5 juin Après le self check-in à l’aéroport de Genève nous nous présentons au guichet pour enregistrer nos bagages, deux grands sacs à dos.
L’hôtesse regarde nos billets et son visage devient un point d’interrogation.
- ULB ? Je n'ai jamais vu cette destination, c'est où ?
- Ulaanbaatar, la capitale de la Mongolie.
- Ah !
L’hôtesse est jeune et n’a peut-être pas encore beaucoup d’expérience. D’autre part, Ulaanbaatar n’est pas Tokyo ou Bangkok : il ne doit pas y avoir beaucoup de voyageurs en partance pour l'ex-empire de Gengis Khan.
D'abord Francfort, ensuite Beijing.
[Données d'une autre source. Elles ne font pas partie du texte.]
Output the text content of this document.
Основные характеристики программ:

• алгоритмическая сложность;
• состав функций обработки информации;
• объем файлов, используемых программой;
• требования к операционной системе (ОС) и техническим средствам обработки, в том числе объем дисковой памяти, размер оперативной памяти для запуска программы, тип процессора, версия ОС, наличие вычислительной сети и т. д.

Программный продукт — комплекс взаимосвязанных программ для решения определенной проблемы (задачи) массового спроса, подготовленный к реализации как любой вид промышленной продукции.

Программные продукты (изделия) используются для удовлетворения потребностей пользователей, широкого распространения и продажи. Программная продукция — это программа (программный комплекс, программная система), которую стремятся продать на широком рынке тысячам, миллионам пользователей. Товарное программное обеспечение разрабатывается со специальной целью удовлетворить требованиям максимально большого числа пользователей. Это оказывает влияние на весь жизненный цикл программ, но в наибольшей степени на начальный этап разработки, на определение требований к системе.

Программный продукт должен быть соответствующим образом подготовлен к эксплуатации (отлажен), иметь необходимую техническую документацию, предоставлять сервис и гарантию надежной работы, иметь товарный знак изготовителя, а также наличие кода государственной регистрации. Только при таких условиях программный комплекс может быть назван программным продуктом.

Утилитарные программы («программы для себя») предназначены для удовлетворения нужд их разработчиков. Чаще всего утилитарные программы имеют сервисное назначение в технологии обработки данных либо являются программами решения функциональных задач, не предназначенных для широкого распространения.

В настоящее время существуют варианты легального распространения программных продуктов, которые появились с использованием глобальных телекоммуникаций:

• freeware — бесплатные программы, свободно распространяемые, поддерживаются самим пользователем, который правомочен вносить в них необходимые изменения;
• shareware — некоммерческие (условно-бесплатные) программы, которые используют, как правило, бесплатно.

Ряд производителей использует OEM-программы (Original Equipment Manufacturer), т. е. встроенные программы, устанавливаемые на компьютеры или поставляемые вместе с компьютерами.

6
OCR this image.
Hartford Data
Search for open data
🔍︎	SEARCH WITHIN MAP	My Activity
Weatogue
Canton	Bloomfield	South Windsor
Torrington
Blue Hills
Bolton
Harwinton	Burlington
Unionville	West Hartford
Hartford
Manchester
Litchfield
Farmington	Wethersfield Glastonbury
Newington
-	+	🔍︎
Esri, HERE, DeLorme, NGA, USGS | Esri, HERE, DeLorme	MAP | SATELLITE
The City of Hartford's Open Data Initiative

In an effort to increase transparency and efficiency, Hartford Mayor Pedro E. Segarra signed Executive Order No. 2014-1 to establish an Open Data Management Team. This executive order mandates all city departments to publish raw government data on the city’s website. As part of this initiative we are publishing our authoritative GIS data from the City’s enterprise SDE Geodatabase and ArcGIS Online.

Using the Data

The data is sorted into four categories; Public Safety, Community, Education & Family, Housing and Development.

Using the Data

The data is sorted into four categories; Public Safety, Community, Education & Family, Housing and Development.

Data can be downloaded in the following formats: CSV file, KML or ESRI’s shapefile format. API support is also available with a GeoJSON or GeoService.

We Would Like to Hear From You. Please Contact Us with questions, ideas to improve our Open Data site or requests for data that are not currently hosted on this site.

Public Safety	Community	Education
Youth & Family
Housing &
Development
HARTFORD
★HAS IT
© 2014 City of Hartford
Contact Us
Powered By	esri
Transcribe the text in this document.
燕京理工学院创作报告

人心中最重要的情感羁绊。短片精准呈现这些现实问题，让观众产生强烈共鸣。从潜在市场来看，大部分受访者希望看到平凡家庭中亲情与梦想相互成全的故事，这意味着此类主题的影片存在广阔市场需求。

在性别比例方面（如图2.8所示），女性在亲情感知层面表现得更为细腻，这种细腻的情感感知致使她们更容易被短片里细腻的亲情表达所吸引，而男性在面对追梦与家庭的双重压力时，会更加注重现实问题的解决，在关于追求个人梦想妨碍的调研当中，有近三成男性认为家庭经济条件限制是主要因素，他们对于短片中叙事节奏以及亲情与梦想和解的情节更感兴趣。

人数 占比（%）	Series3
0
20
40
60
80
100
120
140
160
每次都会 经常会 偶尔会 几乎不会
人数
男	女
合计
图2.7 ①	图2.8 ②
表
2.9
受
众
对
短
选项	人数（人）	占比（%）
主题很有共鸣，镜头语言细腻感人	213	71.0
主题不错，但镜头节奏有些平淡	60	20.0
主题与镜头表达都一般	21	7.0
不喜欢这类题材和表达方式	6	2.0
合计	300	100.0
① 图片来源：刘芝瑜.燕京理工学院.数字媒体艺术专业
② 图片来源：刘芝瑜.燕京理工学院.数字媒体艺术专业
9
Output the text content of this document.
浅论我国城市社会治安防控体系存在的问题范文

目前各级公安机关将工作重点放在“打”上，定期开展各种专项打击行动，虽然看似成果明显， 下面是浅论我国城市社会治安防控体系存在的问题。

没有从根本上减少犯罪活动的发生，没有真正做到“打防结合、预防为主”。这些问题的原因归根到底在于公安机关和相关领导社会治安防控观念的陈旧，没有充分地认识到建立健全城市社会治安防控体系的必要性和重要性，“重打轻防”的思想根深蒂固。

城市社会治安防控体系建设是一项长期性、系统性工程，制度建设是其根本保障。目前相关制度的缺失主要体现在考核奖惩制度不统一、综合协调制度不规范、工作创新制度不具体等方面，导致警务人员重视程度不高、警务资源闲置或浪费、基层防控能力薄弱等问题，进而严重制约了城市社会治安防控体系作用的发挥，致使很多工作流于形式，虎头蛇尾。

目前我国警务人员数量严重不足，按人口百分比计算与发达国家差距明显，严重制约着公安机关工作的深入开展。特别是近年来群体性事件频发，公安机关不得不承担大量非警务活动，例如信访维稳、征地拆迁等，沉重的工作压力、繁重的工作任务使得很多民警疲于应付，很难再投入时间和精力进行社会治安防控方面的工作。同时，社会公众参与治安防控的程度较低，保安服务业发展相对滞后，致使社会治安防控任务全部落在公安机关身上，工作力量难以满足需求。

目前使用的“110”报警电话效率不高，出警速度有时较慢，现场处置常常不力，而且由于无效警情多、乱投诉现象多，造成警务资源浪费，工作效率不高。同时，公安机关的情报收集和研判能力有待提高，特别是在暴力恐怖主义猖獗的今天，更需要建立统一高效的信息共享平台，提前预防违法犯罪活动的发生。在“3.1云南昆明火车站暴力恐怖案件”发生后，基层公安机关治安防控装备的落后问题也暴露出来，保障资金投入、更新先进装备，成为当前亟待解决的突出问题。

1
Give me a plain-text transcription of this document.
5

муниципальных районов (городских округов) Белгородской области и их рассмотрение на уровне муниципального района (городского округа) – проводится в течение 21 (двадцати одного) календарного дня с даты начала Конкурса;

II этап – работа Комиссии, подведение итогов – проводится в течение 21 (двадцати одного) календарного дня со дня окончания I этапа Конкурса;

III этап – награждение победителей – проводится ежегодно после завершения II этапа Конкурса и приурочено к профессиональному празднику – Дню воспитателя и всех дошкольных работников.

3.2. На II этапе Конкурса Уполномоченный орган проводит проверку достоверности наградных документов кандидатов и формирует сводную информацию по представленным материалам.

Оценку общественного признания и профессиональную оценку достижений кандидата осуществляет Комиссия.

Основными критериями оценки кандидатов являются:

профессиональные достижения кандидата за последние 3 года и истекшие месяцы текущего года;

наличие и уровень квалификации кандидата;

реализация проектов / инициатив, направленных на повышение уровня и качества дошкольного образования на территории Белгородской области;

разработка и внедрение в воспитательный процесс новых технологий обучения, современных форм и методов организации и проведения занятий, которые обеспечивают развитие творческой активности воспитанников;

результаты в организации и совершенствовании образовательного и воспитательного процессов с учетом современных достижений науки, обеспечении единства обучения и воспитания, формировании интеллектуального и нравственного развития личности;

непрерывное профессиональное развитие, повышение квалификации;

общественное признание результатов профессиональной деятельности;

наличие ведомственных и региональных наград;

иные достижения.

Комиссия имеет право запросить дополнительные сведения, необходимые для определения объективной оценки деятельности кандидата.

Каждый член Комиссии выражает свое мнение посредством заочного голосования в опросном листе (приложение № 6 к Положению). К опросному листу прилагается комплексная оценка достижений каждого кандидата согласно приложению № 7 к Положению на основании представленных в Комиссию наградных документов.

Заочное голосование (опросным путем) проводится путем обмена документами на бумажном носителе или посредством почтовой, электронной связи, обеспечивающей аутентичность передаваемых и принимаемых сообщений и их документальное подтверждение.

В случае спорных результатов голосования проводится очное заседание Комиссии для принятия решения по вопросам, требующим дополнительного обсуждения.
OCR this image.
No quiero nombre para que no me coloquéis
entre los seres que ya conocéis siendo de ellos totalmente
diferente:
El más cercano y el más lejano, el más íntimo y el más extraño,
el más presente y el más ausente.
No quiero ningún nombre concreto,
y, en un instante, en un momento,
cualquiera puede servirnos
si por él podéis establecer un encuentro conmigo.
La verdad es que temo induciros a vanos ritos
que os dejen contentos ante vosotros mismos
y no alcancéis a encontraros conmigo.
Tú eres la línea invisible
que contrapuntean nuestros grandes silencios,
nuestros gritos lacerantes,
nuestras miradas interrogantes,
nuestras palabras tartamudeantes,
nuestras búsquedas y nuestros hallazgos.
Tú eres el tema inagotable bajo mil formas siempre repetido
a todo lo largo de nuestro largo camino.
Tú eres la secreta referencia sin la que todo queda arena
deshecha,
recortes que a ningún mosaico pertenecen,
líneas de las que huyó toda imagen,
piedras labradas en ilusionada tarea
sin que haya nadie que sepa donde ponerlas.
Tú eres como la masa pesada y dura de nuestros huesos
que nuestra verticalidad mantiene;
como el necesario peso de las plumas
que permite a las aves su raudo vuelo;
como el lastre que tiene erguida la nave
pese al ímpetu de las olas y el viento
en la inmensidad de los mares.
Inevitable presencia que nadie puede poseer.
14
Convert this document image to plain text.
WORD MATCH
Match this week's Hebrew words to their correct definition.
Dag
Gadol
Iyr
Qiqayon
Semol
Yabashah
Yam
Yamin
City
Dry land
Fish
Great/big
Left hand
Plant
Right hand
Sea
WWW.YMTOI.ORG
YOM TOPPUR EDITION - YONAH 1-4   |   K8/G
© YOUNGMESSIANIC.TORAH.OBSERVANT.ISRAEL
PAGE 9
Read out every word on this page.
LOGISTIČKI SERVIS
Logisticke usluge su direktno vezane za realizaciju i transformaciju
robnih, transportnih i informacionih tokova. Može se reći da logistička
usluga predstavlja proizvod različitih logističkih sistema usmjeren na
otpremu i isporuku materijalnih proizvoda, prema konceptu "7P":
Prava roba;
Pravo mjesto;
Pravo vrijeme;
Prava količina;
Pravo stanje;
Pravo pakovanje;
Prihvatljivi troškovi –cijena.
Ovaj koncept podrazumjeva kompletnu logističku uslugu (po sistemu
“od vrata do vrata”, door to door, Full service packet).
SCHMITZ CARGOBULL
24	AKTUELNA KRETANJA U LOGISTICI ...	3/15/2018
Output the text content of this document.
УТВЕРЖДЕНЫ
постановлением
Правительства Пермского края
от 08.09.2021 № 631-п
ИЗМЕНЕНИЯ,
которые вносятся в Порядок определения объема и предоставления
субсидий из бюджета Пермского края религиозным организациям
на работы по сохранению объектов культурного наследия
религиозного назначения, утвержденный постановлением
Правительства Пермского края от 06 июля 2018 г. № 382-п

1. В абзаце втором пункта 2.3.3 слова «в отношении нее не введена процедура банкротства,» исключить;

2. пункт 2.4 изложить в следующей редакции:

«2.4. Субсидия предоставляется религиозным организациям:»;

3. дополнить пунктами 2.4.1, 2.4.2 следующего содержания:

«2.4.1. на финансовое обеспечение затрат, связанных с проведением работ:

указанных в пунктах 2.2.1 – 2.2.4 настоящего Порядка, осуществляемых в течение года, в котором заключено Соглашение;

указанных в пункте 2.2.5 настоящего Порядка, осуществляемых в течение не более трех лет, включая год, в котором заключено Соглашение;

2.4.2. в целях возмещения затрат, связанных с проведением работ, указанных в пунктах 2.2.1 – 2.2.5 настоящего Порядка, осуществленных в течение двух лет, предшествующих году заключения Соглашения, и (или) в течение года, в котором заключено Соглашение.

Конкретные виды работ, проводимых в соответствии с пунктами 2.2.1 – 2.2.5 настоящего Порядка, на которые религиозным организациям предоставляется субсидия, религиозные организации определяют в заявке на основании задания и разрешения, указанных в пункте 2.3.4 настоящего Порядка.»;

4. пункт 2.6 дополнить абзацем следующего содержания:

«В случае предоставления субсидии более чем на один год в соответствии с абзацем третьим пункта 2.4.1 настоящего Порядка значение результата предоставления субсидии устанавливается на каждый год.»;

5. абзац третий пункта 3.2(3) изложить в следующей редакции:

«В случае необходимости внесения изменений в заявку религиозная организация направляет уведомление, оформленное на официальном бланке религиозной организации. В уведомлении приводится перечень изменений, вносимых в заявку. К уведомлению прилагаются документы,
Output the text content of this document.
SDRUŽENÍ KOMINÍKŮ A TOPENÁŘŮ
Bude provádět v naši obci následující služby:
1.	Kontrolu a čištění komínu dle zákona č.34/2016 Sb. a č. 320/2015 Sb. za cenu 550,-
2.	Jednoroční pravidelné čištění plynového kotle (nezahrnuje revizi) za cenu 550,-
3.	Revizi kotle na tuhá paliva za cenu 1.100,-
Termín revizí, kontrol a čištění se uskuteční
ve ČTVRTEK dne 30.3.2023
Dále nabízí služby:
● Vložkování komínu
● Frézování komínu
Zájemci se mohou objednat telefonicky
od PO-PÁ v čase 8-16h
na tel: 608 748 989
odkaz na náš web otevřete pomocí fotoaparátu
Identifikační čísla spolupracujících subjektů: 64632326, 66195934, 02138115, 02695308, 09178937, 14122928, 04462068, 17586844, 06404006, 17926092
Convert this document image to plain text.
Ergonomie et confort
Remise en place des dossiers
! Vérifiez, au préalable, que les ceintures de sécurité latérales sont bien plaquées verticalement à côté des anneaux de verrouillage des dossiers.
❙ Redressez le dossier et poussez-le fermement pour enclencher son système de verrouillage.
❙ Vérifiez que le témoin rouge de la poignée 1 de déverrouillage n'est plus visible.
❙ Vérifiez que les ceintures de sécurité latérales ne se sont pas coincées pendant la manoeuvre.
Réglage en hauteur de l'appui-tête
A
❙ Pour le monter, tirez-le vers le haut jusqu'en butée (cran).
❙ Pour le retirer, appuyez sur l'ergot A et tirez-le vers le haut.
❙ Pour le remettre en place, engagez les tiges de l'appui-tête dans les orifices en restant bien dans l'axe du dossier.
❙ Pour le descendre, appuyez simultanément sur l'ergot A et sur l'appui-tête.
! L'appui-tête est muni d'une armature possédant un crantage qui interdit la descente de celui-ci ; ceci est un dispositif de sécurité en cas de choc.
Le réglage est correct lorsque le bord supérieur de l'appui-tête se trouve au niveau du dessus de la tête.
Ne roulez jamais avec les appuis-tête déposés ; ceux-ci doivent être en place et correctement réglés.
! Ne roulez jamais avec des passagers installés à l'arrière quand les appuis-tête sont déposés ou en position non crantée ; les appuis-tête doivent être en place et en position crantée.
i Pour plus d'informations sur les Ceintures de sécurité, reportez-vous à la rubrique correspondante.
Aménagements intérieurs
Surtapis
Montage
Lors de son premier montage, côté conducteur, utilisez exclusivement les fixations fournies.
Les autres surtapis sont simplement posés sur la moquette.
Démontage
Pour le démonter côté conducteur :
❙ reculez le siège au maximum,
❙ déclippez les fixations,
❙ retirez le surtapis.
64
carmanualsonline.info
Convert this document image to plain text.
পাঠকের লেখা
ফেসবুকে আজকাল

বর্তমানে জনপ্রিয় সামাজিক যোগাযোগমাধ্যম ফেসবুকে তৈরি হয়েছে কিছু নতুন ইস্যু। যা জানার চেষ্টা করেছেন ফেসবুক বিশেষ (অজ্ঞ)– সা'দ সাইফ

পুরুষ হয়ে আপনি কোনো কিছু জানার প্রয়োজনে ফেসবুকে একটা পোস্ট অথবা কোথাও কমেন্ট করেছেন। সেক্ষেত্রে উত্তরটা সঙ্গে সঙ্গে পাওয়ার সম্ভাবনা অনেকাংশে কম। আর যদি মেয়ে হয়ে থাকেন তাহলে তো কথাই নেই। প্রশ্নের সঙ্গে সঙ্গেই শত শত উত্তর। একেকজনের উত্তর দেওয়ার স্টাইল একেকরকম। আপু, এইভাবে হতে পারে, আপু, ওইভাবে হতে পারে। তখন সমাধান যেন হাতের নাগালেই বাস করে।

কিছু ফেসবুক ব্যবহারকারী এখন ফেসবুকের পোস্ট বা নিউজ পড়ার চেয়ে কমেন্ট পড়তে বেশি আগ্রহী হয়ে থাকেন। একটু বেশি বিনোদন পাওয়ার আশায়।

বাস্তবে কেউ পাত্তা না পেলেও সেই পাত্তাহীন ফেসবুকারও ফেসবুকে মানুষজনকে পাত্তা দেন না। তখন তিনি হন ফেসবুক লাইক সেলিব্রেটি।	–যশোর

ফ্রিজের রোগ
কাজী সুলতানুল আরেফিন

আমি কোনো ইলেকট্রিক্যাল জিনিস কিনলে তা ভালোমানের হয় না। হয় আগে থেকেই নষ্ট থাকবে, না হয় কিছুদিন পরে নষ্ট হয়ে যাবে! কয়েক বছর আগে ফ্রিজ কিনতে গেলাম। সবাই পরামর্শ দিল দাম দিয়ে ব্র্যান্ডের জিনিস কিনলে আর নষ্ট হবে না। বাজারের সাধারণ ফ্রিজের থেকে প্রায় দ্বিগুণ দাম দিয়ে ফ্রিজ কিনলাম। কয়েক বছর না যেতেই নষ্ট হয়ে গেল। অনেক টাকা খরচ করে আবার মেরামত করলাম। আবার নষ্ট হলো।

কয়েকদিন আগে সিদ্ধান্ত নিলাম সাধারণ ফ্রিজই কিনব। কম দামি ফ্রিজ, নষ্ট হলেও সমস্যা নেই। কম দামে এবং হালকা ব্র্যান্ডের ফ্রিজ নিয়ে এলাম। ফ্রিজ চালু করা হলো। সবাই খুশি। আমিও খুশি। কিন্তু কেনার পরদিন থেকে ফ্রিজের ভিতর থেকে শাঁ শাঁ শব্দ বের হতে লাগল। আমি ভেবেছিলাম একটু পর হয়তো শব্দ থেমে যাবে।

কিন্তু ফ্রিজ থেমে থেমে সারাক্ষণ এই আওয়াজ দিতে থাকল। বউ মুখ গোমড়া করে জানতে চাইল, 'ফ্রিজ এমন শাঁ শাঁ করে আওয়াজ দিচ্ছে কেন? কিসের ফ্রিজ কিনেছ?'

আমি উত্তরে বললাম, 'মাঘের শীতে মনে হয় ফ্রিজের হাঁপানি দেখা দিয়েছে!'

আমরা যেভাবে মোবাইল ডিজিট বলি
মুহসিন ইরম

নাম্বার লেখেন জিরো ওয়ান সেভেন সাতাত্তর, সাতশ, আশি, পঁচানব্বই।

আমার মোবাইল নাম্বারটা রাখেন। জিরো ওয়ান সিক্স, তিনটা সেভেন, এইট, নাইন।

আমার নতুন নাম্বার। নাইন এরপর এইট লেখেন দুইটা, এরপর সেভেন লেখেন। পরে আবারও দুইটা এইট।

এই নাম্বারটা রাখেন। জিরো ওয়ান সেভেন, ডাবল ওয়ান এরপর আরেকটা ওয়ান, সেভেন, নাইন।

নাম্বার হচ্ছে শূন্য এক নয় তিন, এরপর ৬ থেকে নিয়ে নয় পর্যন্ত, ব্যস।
Il est cinq heures du matin. Avant l’atterrissage nous n’apercevons rien qu’un smog dense qui couvre toute la région. L'aéroport est grand, très moderne et très vide. Trois heures d'attente et deux autres heures de vol nous amènent au petit aéroport d'Ulaanbaatar assez basique pour une capitale.
Nyamtsetseg - appelez-moi Tseegii ! - et Chimdee, nos guide et chauffeur nous attendent avec nos noms inscrits sur un petit panneau. Une heure de repos à l'hôtel Bayangol, puis visite du Musée d'histoire. Nous sommes encore un peu sonnés et la ville ne nous apparaît pas belle, un chaos de bâtiments avec une prédominance du style communiste, un mélange de délabrement, de chantiers et quelques gratte-ciel, certains plutôt modernes.
Dîner mongol avec potage sans goût, boots (raviolis remplis de viande), nouilles, légumes et une glace aux baies rouges.
Dormir dans une yourte
7 juin La route goudronnée qui part de la capitale vers l’ouest est très mauvaise, les trous sont impressionnants. Quand il n'y a plus d'asphalte, on a trois à cinq pistes au choix. L'une plus cahoteuse que l'autre.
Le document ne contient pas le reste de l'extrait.